3,701 members of the New York Police Department left the force last year. 1,746 quit and 1,955 retired, according to data from the NYC Police Pension Fund and the drop off marks the largest NYPD staff exit in decades while major crime in the city soars.
"The NYPD is playing a dangerous game by refusing to acknowledge and address its recruitment and retention crisis," President of the New York City Police Benevolent Association Patrick Lynch said, per Fox News. "New Yorkers are demanding more police presence in their neighborhoods and on the subway, but we just don’t have the staffing to provide it consistently."

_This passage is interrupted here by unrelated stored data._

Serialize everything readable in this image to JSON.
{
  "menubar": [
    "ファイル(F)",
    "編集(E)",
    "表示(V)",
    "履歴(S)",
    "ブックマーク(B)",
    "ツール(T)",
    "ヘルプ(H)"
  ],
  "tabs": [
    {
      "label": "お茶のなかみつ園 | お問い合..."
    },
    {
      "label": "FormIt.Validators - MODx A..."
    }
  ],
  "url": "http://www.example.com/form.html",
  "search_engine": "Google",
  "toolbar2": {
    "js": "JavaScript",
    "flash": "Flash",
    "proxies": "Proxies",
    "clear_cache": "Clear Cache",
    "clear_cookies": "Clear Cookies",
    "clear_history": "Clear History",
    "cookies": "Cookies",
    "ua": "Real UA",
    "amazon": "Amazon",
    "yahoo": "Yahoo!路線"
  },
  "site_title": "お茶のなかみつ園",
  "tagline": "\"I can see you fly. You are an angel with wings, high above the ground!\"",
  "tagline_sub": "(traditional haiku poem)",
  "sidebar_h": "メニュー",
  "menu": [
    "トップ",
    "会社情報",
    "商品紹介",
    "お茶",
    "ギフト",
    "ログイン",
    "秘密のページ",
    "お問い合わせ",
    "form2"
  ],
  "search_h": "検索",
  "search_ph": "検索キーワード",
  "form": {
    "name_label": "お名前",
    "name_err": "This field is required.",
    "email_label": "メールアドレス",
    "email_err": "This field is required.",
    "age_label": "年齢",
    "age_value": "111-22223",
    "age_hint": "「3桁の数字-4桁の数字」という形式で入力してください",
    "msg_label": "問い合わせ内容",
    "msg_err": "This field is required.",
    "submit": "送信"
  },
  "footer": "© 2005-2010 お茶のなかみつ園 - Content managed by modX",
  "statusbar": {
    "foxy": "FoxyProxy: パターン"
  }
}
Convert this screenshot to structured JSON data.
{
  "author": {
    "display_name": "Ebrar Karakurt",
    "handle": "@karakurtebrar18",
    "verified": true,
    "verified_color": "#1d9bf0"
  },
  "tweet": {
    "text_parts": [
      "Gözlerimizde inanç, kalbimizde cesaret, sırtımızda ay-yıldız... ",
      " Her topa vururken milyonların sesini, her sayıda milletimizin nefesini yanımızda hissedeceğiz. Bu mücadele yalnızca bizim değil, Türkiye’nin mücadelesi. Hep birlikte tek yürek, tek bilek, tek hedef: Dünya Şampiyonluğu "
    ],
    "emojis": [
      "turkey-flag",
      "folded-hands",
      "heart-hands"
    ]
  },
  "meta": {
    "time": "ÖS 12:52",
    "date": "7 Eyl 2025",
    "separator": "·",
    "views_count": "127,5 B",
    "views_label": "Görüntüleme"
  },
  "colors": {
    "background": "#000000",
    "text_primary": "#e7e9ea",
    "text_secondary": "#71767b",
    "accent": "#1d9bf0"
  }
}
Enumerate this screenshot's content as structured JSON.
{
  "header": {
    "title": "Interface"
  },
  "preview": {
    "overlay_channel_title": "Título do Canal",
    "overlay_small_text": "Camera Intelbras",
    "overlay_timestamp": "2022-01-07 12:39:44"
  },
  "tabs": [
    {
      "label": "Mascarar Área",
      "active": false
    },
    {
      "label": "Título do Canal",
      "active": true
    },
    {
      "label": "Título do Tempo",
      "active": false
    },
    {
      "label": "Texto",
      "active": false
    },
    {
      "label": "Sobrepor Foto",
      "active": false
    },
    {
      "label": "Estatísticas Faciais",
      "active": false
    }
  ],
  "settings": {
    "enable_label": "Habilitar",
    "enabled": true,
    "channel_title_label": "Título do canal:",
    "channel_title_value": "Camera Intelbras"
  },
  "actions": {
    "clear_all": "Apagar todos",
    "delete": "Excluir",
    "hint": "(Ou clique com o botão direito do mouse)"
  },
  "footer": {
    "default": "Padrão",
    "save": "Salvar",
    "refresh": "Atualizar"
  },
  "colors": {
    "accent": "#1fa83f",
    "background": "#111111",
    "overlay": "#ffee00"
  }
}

"Many talented, dedicated recruits don’t want to raise their hand for the NYPD because they’ll be paid better and treated better at almost any other police department," Lynch said. "New York City needs to make a major investment in paying and treating its police officers like professionals. It can’t afford not to."
Last month, the Police Benevolent Association posted that the police force had a recruitment goal of 1,200 but only saw 543 new recruits, falling far short of their 2,500 goal. As of January 11, 2023 the NYPD has a headcount of 33,822 members and the force is budgeted to employ 35,030.
In 2020, 3,315 NYPD officers left the force and 2,811 left in 2021.
The 2022 dropoff is "the largest figure recorded in the last 20 years," according to Fox News, as 3,846 members quit in 2002.
As The Post Millennial has reported, low morale has been cited by many outgoing officers as their reason for leaving the force, oftentimes before they have reached full pension.
Under Democrat Mayor Eric Adams major crime offenses in New York, such as assault and robbery, have continued to soar and were up 21 percent compared to 2021.
According to local news, there were 433 murders in NYC in 2022, down slightly from 488 murders in 2021. But Adams' NYC murder rate is still noticeably higher than 2019's 318 murders.
A lecturer at John Jay College of Criminal Justice and former NYPD office, Jillian Snider, said the NYPD "started seeing abandonment from policing in 2019" but that the exodus increased when "the rhetoric around defund the police hit the news."